The safety committee has become a clearinghouse for tackling complex situations, but UCSF is also advancing patient safety and quality of care through other clinical and academic changes that have yielded impressive results.
Since 2008, UCSF Medical Center has decreased the incidence of bedsores by 51 percent; bloodstream infections caused by central lines by 56 percent; and pneumonia related to the use of ventilators by 71 percent. And thanks to a nursing program funded by the Gordon and Betty Moore Foundation, the readmission of heart failure patients over the age of 65 has fallen from 24 percent to 18 percent.

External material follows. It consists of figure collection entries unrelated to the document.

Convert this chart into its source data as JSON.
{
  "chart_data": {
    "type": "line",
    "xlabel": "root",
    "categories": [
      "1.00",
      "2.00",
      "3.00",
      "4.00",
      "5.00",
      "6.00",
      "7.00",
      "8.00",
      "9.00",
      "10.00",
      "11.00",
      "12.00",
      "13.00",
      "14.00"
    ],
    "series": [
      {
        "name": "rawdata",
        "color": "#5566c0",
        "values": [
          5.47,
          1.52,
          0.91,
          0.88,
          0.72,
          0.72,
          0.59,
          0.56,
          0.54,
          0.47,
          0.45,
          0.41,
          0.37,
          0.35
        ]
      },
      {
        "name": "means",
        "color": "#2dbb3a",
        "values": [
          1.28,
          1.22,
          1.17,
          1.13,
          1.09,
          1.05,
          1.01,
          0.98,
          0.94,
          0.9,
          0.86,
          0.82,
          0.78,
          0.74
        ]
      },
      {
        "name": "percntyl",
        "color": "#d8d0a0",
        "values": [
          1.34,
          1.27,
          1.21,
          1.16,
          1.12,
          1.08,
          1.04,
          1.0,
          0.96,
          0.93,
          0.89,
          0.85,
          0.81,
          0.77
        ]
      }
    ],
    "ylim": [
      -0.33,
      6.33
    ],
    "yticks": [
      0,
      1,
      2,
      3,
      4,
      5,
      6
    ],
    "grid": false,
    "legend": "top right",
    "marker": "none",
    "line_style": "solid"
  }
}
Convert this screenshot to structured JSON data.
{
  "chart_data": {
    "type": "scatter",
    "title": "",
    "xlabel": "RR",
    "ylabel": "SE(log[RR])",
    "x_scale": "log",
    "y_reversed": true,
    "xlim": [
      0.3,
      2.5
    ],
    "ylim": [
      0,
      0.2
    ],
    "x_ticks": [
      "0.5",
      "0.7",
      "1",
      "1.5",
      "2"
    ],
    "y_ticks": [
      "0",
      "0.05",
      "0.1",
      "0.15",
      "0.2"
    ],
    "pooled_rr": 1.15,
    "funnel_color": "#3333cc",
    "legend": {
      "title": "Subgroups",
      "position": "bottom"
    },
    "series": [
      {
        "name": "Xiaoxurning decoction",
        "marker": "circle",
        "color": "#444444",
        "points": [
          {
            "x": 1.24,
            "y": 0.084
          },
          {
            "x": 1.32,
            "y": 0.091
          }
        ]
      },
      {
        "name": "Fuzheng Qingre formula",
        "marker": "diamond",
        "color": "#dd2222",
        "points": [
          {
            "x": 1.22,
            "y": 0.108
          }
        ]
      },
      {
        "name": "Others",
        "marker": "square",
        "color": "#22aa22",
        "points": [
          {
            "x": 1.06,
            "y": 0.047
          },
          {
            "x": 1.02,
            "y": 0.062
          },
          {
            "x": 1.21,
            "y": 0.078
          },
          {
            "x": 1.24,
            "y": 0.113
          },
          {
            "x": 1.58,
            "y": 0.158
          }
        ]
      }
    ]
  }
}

A decade ago, there was no emphasis on teaching trainees about safety and quality, whereas today, it is a required part the curriculum. “Quality improvement and patient safety are not just an integral part of patient care, but also an integral part of educating all of our trainees,” said Niraj Sehgal, MD, MPH, associate professor of medicine.
That priority is reflected in UCSF’s structure. For example, the Department of Medicine has long had associate chair positions devoted to research, education and clinical affairs. Recently, it added an associate chair for quality improvement and patient safety, and selected Sehgal to take on the role.
“My new job involves getting all of our divisions in the Department of Medicine to be doing the same kind of activities around quality improvement and patient safety, and learning from each other as they go,” said Sehgal. “When these activities become part of what you’re doing every day, they shift the overall culture.”